Single by Maceo and the Macks
- Released: 1974–1975
- Recorded: 1974
- Genre: Funk, soul
- Length: 3:20 (single version), 6:16 (1987 version)
- Label: People Records
- Songwriter: James Brown
- Producer: James Brown

= Cross the Track (We Better Go Back) =

"Cross The Track (We Better Go Back)", often wrongly attributed as "Cross The Tracks (We Better Go Back)", is a 1975 single by Maceo and the Macks. It made #54 on the UK singles chart.

==Sampling==
In 1987, the song was re-released and made #1 on the UK Dance Chart.

In 1988, it was sampled for Kid 'N Play's "Do This My Way" and Stetsasonic's "DBC Let the Music Play".

In 1989, it was sampled for "D.E.F. = Doug E. Fresh (Dance, Party Get-Up Remix)" by Doug E. Fresh and The Get Fresh Crew and "Do It to the Crowd" by Twin Hype.

In 1997, it was sampled by the Korean group Sechskies on the track “연정 (Heartbreak)” in their debut album, School Anthem (학원별곡).

In 2006 "Surround U" by Fantasia Barrino sampled this song.

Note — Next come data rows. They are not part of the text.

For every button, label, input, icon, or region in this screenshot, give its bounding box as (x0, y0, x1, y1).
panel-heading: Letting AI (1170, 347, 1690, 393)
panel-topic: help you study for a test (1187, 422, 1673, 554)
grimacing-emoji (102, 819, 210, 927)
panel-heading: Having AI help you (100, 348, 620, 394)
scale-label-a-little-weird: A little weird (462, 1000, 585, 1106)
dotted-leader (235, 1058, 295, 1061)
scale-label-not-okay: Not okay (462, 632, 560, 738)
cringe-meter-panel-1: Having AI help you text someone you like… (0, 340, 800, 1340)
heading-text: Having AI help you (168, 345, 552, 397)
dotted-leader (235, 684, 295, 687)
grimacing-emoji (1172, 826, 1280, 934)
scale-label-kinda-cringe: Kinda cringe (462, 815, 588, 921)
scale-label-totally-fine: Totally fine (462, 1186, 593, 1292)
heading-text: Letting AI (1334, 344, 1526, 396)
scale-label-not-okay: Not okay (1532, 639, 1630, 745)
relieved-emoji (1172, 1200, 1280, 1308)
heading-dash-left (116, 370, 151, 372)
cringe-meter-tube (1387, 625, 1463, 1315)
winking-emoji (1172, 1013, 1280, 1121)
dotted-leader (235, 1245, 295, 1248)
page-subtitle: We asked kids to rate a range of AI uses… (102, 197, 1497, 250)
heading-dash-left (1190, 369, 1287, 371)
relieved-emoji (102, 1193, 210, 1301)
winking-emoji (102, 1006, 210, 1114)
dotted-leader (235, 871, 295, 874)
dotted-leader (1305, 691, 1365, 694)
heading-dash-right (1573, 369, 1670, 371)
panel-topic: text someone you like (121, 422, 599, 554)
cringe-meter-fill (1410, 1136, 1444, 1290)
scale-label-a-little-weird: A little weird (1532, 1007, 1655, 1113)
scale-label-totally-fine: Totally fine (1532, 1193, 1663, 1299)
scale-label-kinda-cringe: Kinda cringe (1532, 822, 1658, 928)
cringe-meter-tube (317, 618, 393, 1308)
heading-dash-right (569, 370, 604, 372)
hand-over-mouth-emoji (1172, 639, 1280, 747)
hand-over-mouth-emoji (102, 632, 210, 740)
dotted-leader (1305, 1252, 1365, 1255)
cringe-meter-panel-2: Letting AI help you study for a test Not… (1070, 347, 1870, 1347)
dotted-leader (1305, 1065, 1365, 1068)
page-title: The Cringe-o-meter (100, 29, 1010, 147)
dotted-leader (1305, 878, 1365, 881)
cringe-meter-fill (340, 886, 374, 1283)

In 2010, the track was sampled by A Skillz on their track "Twang Banger".
==In other media==
The original track appeared in the 2000 film Snatch, as well as its soundtrack.

In 2004, it appeared in the Grand Theft Auto: San Andreas soundtrack

In 2006, it appeared in the Driver: Parallel Lines soundtrack.